Tratando agora sobre o Banco
Mundial, este concebe a pobreza sob uma ótica multilateral, em um cenário no
qual o avanço neoliberal atribui ao Estado uma intervenção mínima no social e
máxima para o desenvolvimento do capital. Sob essa perspectiva, o Banco Mundial
promove ações políticas de alívio da pobreza, através de mecanismos de ajuda internacional mediante transferências de capitais e tecnologias. Com isso, o
Banco Mundial vem se tornando o principal promotor das políticas de combate à
pobreza, sobretudo nos países periféricos.

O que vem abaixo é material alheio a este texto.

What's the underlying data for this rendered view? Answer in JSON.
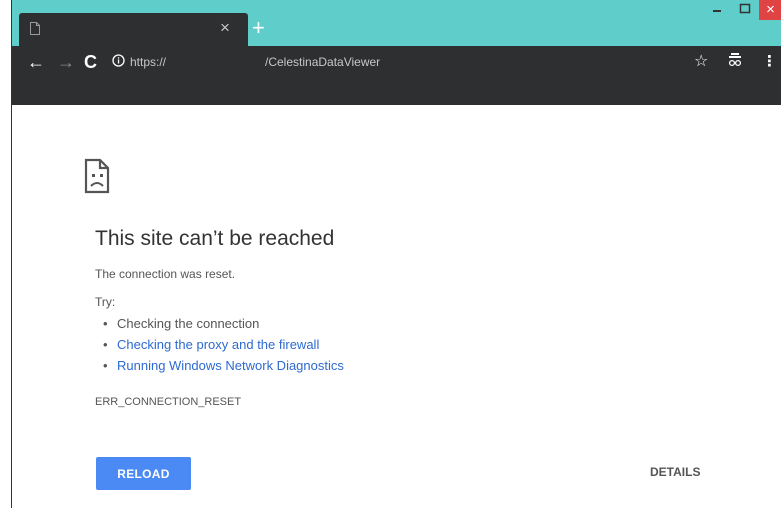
{
  "tab": {
    "title": "",
    "page_icon": "page-icon",
    "close_icon": "close-icon",
    "close_glyph": "×",
    "new_tab_glyph": "+"
  },
  "window_controls": {
    "minimize_glyph": "–",
    "maximize_glyph": "□",
    "close_glyph": "×"
  },
  "toolbar": {
    "back_glyph": "←",
    "forward_glyph": "→",
    "reload_glyph": "C",
    "url_scheme": "https://",
    "url_path": "/CelestinaDataViewer",
    "star_glyph": "☆",
    "menu_glyph": "⋮"
  },
  "error": {
    "title": "This site can’t be reached",
    "message": "The connection was reset.",
    "try_label": "Try:",
    "suggestions": [
      "Checking the connection",
      "Checking the proxy and the firewall",
      "Running Windows Network Diagnostics"
    ],
    "code": "ERR_CONNECTION_RESET"
  },
  "buttons": {
    "reload": "RELOAD",
    "details": "DETAILS"
  },
  "colors": {
    "titlebar": "#5fcdc9",
    "toolbar": "#2d2f31",
    "link": "#2d6ad1",
    "reload_button": "#4b8af4",
    "close_button": "#e04343"
  }
}
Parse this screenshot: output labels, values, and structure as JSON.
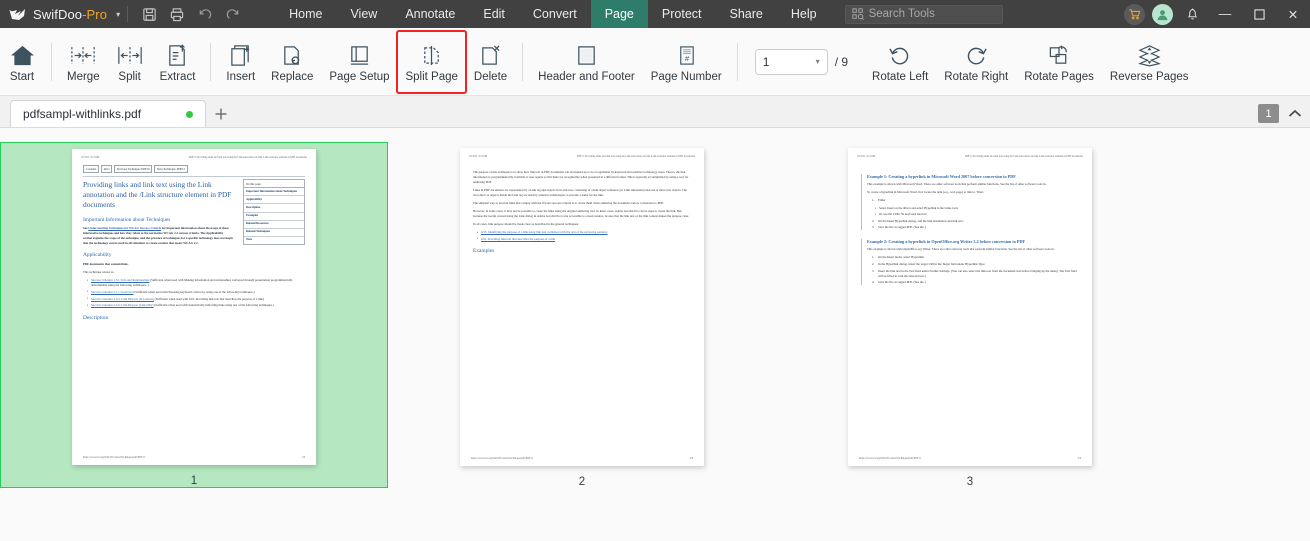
{
  "app": {
    "brand_name": "SwifDoo",
    "brand_suffix": "-Pro",
    "caret": "▾"
  },
  "quick_access": [
    {
      "name": "save-icon",
      "label": "Save"
    },
    {
      "name": "print-icon",
      "label": "Print"
    },
    {
      "name": "undo-icon",
      "label": "Undo"
    },
    {
      "name": "redo-icon",
      "label": "Redo"
    }
  ],
  "menu": {
    "items": [
      {
        "label": "Home",
        "active": false
      },
      {
        "label": "View",
        "active": false
      },
      {
        "label": "Annotate",
        "active": false
      },
      {
        "label": "Edit",
        "active": false
      },
      {
        "label": "Convert",
        "active": false
      },
      {
        "label": "Page",
        "active": true
      },
      {
        "label": "Protect",
        "active": false
      },
      {
        "label": "Share",
        "active": false
      },
      {
        "label": "Help",
        "active": false
      }
    ],
    "active_color": "#2e7d6b"
  },
  "search": {
    "placeholder": "Search Tools",
    "icon": "search-tools-icon"
  },
  "titlebar_right": {
    "cart": "cart-icon",
    "account": "user-avatar-icon",
    "notifications": "bell-icon",
    "minimize": "—",
    "maximize": "☐",
    "close": "✕"
  },
  "ribbon": {
    "groups": [
      {
        "items": [
          {
            "label": "Start",
            "icon": "home-icon"
          }
        ]
      },
      {
        "items": [
          {
            "label": "Merge",
            "icon": "merge-icon"
          },
          {
            "label": "Split",
            "icon": "split-icon"
          },
          {
            "label": "Extract",
            "icon": "extract-icon"
          }
        ]
      },
      {
        "items": [
          {
            "label": "Insert",
            "icon": "insert-page-icon"
          },
          {
            "label": "Replace",
            "icon": "replace-page-icon"
          },
          {
            "label": "Page Setup",
            "icon": "page-setup-icon"
          },
          {
            "label": "Split Page",
            "icon": "split-page-icon",
            "highlighted": true
          },
          {
            "label": "Delete",
            "icon": "delete-page-icon"
          }
        ]
      },
      {
        "items": [
          {
            "label": "Header and Footer",
            "icon": "header-footer-icon"
          },
          {
            "label": "Page Number",
            "icon": "page-number-icon"
          }
        ]
      }
    ],
    "page_nav": {
      "value": "1",
      "caret": "▾",
      "total": "/ 9"
    },
    "rotate": [
      {
        "label": "Rotate Left",
        "icon": "rotate-left-icon"
      },
      {
        "label": "Rotate Right",
        "icon": "rotate-right-icon"
      },
      {
        "label": "Rotate Pages",
        "icon": "rotate-pages-icon"
      },
      {
        "label": "Reverse Pages",
        "icon": "reverse-pages-icon"
      }
    ],
    "highlight_color": "#f4231f"
  },
  "tabstrip": {
    "document_tab": {
      "title": "pdfsampl-withlinks.pdf",
      "modified_dot_color": "#36c93c"
    },
    "new_tab_icon": "plus-icon",
    "page_badge": "1",
    "collapse_icon": "chevron-up-icon"
  },
  "thumbnails": {
    "selection_fill": "#b5e8c0",
    "selection_border": "#25cf57",
    "pages": [
      {
        "number": "1",
        "selected": true
      },
      {
        "number": "2",
        "selected": false
      },
      {
        "number": "3",
        "selected": false
      }
    ]
  },
  "document": {
    "header_date": "10/3/22, 3:21 PM",
    "header_title": "PDF11: Providing links and link text using the Link annotation and the /Link structure element in PDF documents",
    "footer_url": "https://www.w3.org/WAI/WCAG22/Techniques/pdf/PDF11",
    "page1": {
      "nav_chips": [
        "Contents",
        "Intro",
        "Previous Technique: PDF10",
        "Next Technique: PDF12"
      ],
      "title": "Providing links and link text using the Link annotation and the /Link structure element in PDF documents",
      "toc_header": "On this page:",
      "toc_items": [
        "Important Information about Techniques",
        "Applicability",
        "Description",
        "Examples",
        "Related Resources",
        "Related Techniques",
        "Tests"
      ],
      "h2_info": "Important Information about Techniques",
      "info_text_pre": "See ",
      "info_link": "Understanding Techniques for WCAG Success Criteria",
      "info_text_post": " for important information about the usage of these informative techniques and how they relate to the normative WCAG 2.2 success criteria. The Applicability section explains the scope of the technique, and the presence of techniques for a specific technology does not imply that the technology can be used in all situations to create content that meets WCAG 2.2.",
      "h2_applicability": "Applicability",
      "applicability_text": "PDF documents that contain links.",
      "relates_text": "This technique relates to:",
      "criteria": [
        {
          "link": "Success Criterion 1.3.1: Info and Relationships",
          "text": " (Sufficient when used with Making information and relationships conveyed through presentation programmatically determinable using the following techniques: )"
        },
        {
          "link": "Success Criterion 2.1.1: Keyboard",
          "text": " (Sufficient when used with Ensuring keyboard control by using one of the following techniques.)"
        },
        {
          "link": "Success Criterion 2.4.4: Link Purpose (In Context)",
          "text": " (Sufficient when used with G91: Providing link text that describes the purpose of a link)"
        },
        {
          "link": "Success Criterion 2.4.9: Link Purpose (Link Only)",
          "text": " (Sufficient when used with Semantically indicating links using one of the following techniques.)"
        }
      ],
      "h2_description": "Description",
      "footer_page": "1/9"
    },
    "page2": {
      "paragraphs": [
        "The purpose of this technique is to show how link text in PDF documents can be marked up to be recognizable by keyboard and assistive technology users. That is, the link information is programmatically available to user agents so that links are recognizable when presented in a different format. This is typically accomplished by using a tool for authoring PDF.",
        "Links in PDF documents are represented by a Link tag and objects in its sub-tree, consisting of a link object reference (or Link annotation) and one or more text objects. The text object or objects inside the Link tag are used by assistive technologies to provide a name for the link.",
        "The simplest way to provide links that comply with the WCAG success criteria is to create them when authoring the document, before conversion to PDF.",
        "However, in some cases, it may not be possible to create the links using the original authoring tool. In these cases, Adobe Acrobat Pro can be used to create the link. But, because the tooltip created using the Link dialog in Adobe Acrobat Pro is not accessible to screen readers, be sure that the link text or the link context makes the purpose clear.",
        "In all cases, link purpose should be made clear as described in the general techniques:"
      ],
      "bullets": [
        "G53: Identifying the purpose of a link using link text combined with the text of the enclosing sentence",
        "G91: Providing link text that describes the purpose of a link"
      ],
      "h2_examples": "Examples",
      "footer_page": "2/9"
    },
    "page3": {
      "example1": {
        "heading": "Example 1: Creating a hyperlink in Microsoft Word 2007 before conversion to PDF",
        "intro": "This example is shown with Microsoft Word. There are other software tools that perform similar functions. See the list of other software tools in .",
        "lead": "To create a hyperlink in Microsoft Word, first locate the item (e.g., web page) to link to. Then:",
        "steps": [
          "Either",
          "On the Insert Hyperlink dialog, add the link destination and link text.",
          "Save the file as tagged PDF. (See the .)"
        ],
        "substeps": [
          "Select Insert on the ribbon and select Hyperlink in the Links tools",
          "Or, use the CTRL+K keyboard shortcut"
        ]
      },
      "example2": {
        "heading": "Example 2: Creating a hyperlink in OpenOffice.org Writer 2.2 before conversion to PDF",
        "intro": "This example is shown with OpenOffice.org Writer. There are other software tools that perform similar functions. See the list of other software tools in .",
        "steps": [
          "On the Insert menu, select Hyperlink.",
          "In the Hyperlink dialog, insert the target URI in the Target field under Hyperlink Type.",
          "Insert the link text in the Text field under Further Settings. (You can also select the link text from the document text before bringing up the dialog. The Text field will be filled in with the selected text.)",
          "Save the file as tagged PDF. (See the .)"
        ]
      },
      "footer_page": "3/9"
    }
  }
}
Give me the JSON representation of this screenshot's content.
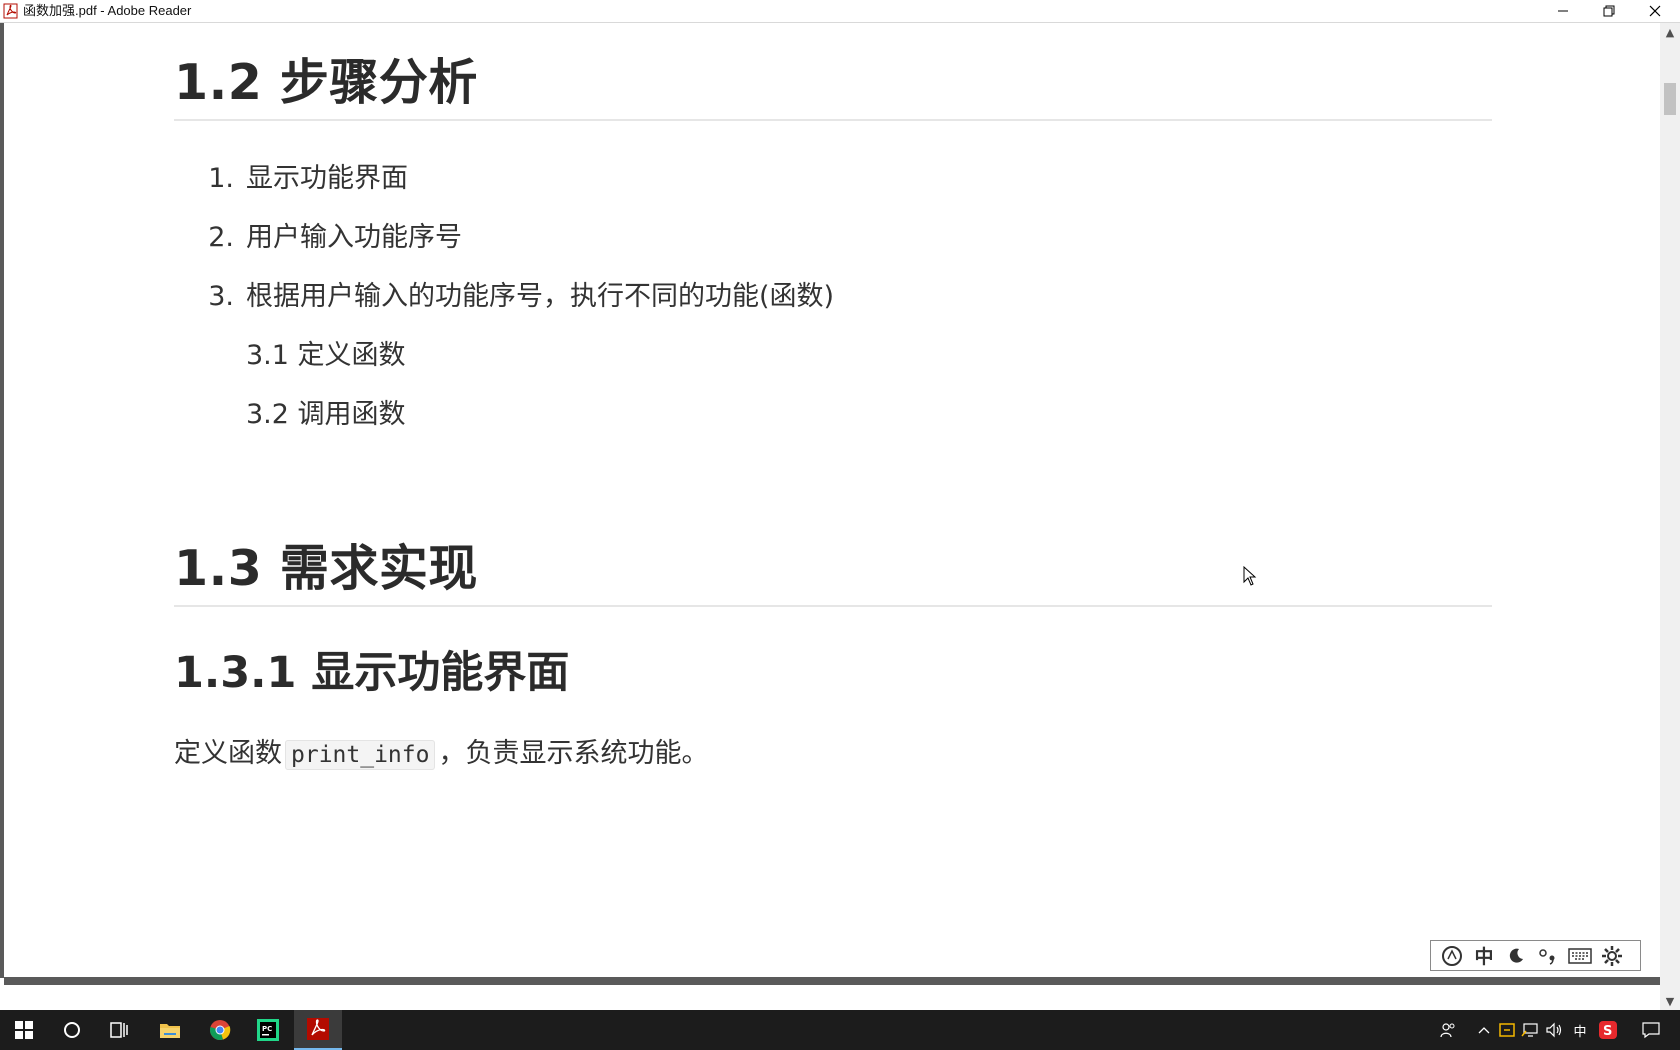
{
  "window": {
    "title": "函数加强.pdf - Adobe Reader"
  },
  "document": {
    "section_1_2": {
      "heading": "1.2 步骤分析",
      "steps": [
        {
          "num": "1.",
          "text": "显示功能界面"
        },
        {
          "num": "2.",
          "text": "用户输入功能序号"
        },
        {
          "num": "3.",
          "text": "根据用户输入的功能序号，执行不同的功能(函数)"
        }
      ],
      "substeps": [
        "3.1 定义函数",
        "3.2 调用函数"
      ]
    },
    "section_1_3": {
      "heading": "1.3 需求实现"
    },
    "section_1_3_1": {
      "heading": "1.3.1 显示功能界面",
      "para_before": "定义函数",
      "code": "print_info",
      "para_after": "，负责显示系统功能。"
    }
  },
  "ime_toolbar": {
    "items": [
      "logo-icon",
      "中",
      "moon-icon",
      "punctuation-icon",
      "keyboard-icon",
      "gear-icon"
    ],
    "mode_label": "中"
  },
  "taskbar": {
    "apps": [
      "start-icon",
      "cortana-icon",
      "task-view-icon",
      "file-explorer-icon",
      "chrome-icon",
      "pycharm-icon",
      "acrobat-icon"
    ],
    "tray": {
      "ime_label": "中"
    }
  }
}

O relatório do Banco Mundial de 1990 trata da
pobreza no mundo em desenvolvimento, logo tem um enfoque maior na população
mais pobre entre as pobres, buscando a medição qualitativa e quantitativa da
pobreza. O relatório da década de 90 classifica a pobreza com base na situação
econômica, medida pelo (PNB) Produto Nacional Bruto ou renda per capita. Assim,
os indicadores de renda irão conceituar a pobreza. Ainda nesse mesmo relatório,
a estratégia do Banco Mundial para reduzir a pobreza, baseia-se na
transferência de renda, atividades laborativas e promoção de atividades ligadas
à assistência.
Na década de 2000 a estratégia de
redução da pobreza do BM é modificada, agora suas ações baseiam-se na promoção
de oportunidades, autonomia e segurança dos pobres. Segundo Siqueira (2013), o
relatório do BM de 2000/2001 amplia o seu conceito de pobreza, passando a
considerar outros fatores que determinam a condição de pobreza. “A estratégia
apresentada nesse relatório reconhece que a pobreza é mais do que renda ou
desenvolvimento humano inadequado; é também vulnerabilidade, falta de voz,
poder e representação”. (Siqueira, 2013, p.120). Diante disso, o Banco mundial
passa a conceber a pobreza sob uma perspectiva multidimensional, supostamente
mais abrangente que a visão econômica.
Segundo Siqueira (2013), os documentos
produzidos pelo Banco Mundial representam seus próprios objetivos, que são o de
fomentar e promover as políticas de combate à pobreza em articulação com os
governos mundiais dependentes de sua ajuda. O BM pretende identificar,
quantificar e qualificar os pobres.
Com a proposta de construir um mundo sem pobreza, o BM na verdade a
reforça, segundo Siqueira, incentivando a acumulação da riqueza socialmente
produzida e com ela as contradições inerentes às dívidas públicas, às
“soluções” emergenciais e temporárias das mais desumanas formas de vida,
estruturadas pelos interesses da ideologia neoliberal.